Inoltre, per la difesa - Merhori era assistito anche da Vittorio Antonini - in una intercettazione ritenuta importante si sarebbe parlato di una pistola «ma quella parola non è mai stata pronunciata». La casa di Adriatik, poi, non è mai stata perquisita da nessuno, nonostante lui era accusato di detenere armi e droga. E nessuno, anche il Ris di Parma, ha mai eseguito una perizia sulle due pistole ritrovate in casa». Adriatik non è mai stato visto da nessuno in via Sacconi, a San Lazzaro, dove la casa sarebbe stata affittata per sei anni «e il proprietario ha sempre detto di aver visto solo Altin, che pagava regolarmente. Secondo la Finanza, Roland Kulla (un albanese poi arrestato per spaccio) era sotto inchiesta da due anni da parte dei carabinieri di Pavia, «ma il nome di Adriatik non emerge mai. I due si sentono solo in una telefonata, quando Adriatik gli dice che era stato arrestato il fratello».

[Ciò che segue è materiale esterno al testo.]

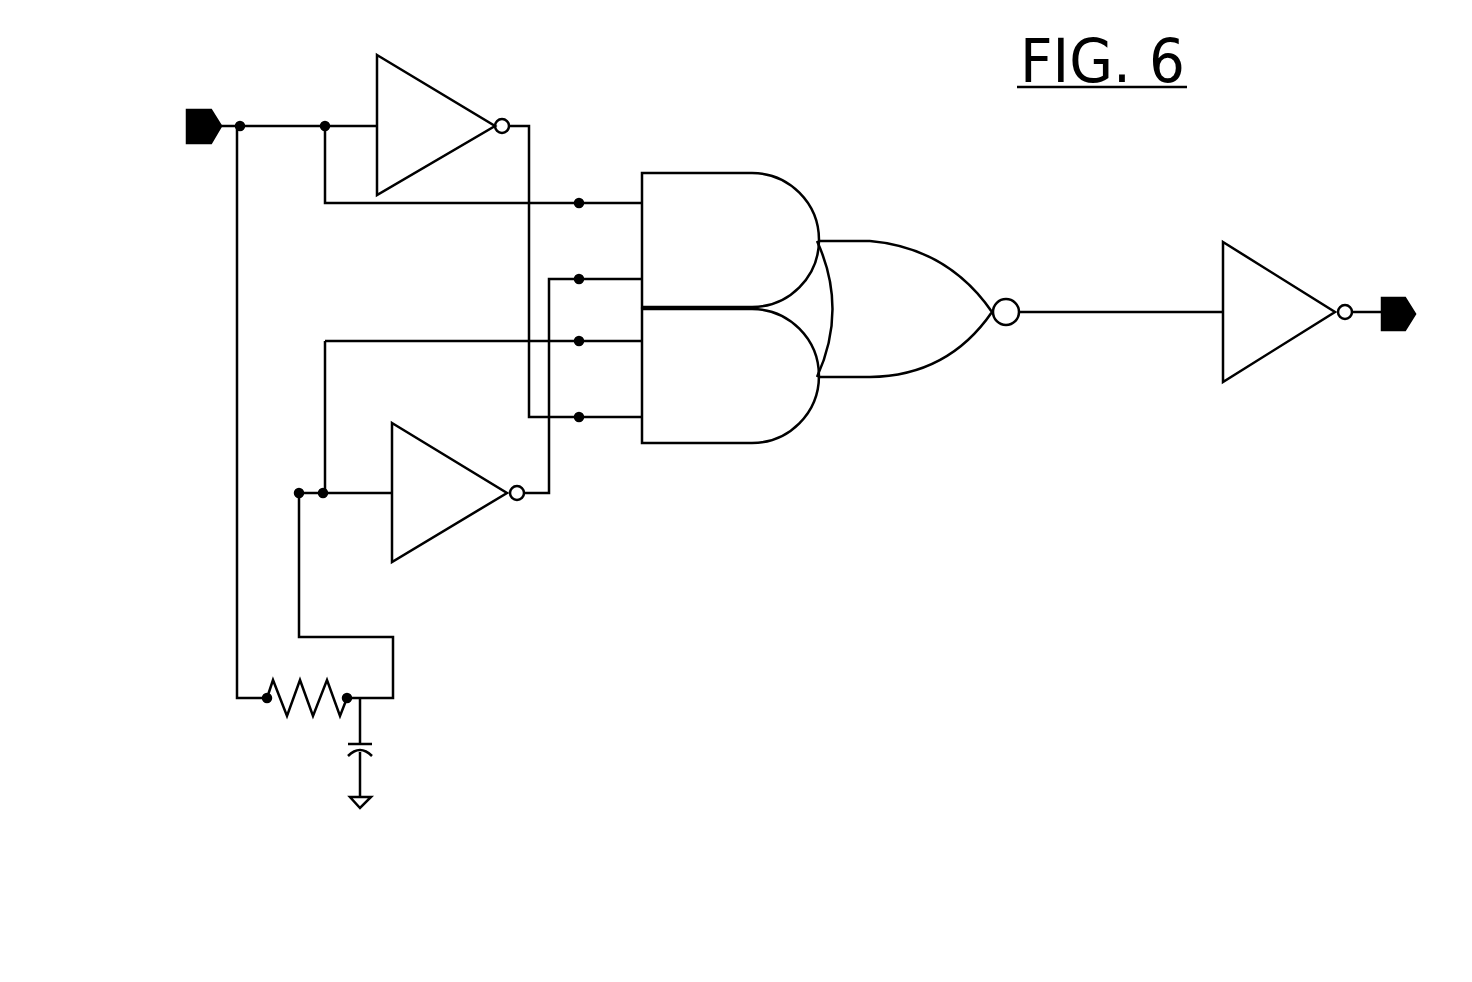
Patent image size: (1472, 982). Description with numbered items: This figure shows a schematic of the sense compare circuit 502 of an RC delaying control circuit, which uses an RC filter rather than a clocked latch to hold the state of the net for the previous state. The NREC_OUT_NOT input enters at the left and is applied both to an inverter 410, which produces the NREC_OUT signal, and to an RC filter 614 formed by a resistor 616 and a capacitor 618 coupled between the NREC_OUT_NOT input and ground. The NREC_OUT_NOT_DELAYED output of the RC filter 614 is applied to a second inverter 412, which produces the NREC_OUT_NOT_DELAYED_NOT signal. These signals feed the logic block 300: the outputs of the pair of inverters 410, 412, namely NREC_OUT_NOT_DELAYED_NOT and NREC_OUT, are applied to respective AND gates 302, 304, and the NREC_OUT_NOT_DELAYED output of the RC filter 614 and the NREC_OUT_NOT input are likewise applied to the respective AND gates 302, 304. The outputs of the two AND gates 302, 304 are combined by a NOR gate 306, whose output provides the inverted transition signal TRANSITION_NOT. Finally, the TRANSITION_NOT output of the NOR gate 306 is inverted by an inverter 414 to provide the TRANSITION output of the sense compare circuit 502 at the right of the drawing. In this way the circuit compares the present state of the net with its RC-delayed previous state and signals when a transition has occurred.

The combination logic block 300 is at (823, 197).
The AND gate 302 is at (756, 240).
The AND gate 304 is at (756, 376).
The NOR gate 306 is at (918, 309).
The inverter 410 is at (443, 125).
The second inverter 412 is at (458, 492).
The inverter 414 is at (1287, 312).
The sense compare circuit 502 is at (1111, 231).
The RC filter 614 is at (432, 681).
The resistor 616 is at (307, 683).
The capacitor 618 is at (384, 753).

I difensori hanno puntato sull’attendibilità di Altin, ritenuto invece non credibile dal pm. Così come il racconto dello zio presenterebbe alcune anomalie, anche lo zio stesse non sarebbe stato un teste trasparente. «Durante la denuncia - ricorda Pontini - parla, firma e rilegge il verbale della Finanza. Poi arriva in aula e dice di non conoscere l’italiano, chiedendo un interprete». Sul silenzio tenuto da Adriatik - e più volte sottolineato da Colonna, secondo il quale se uno è innocente lo urlerebbe - Pontini ha affermato che se uno sa che c’è la droga in casa, non ha l’obbligo di dirlo, non è un poliziotto «è un comportamento omissivo. E poi, se anche Adriatik avesse saputo che cosa stesse facendo Altin questo non è mai emerso».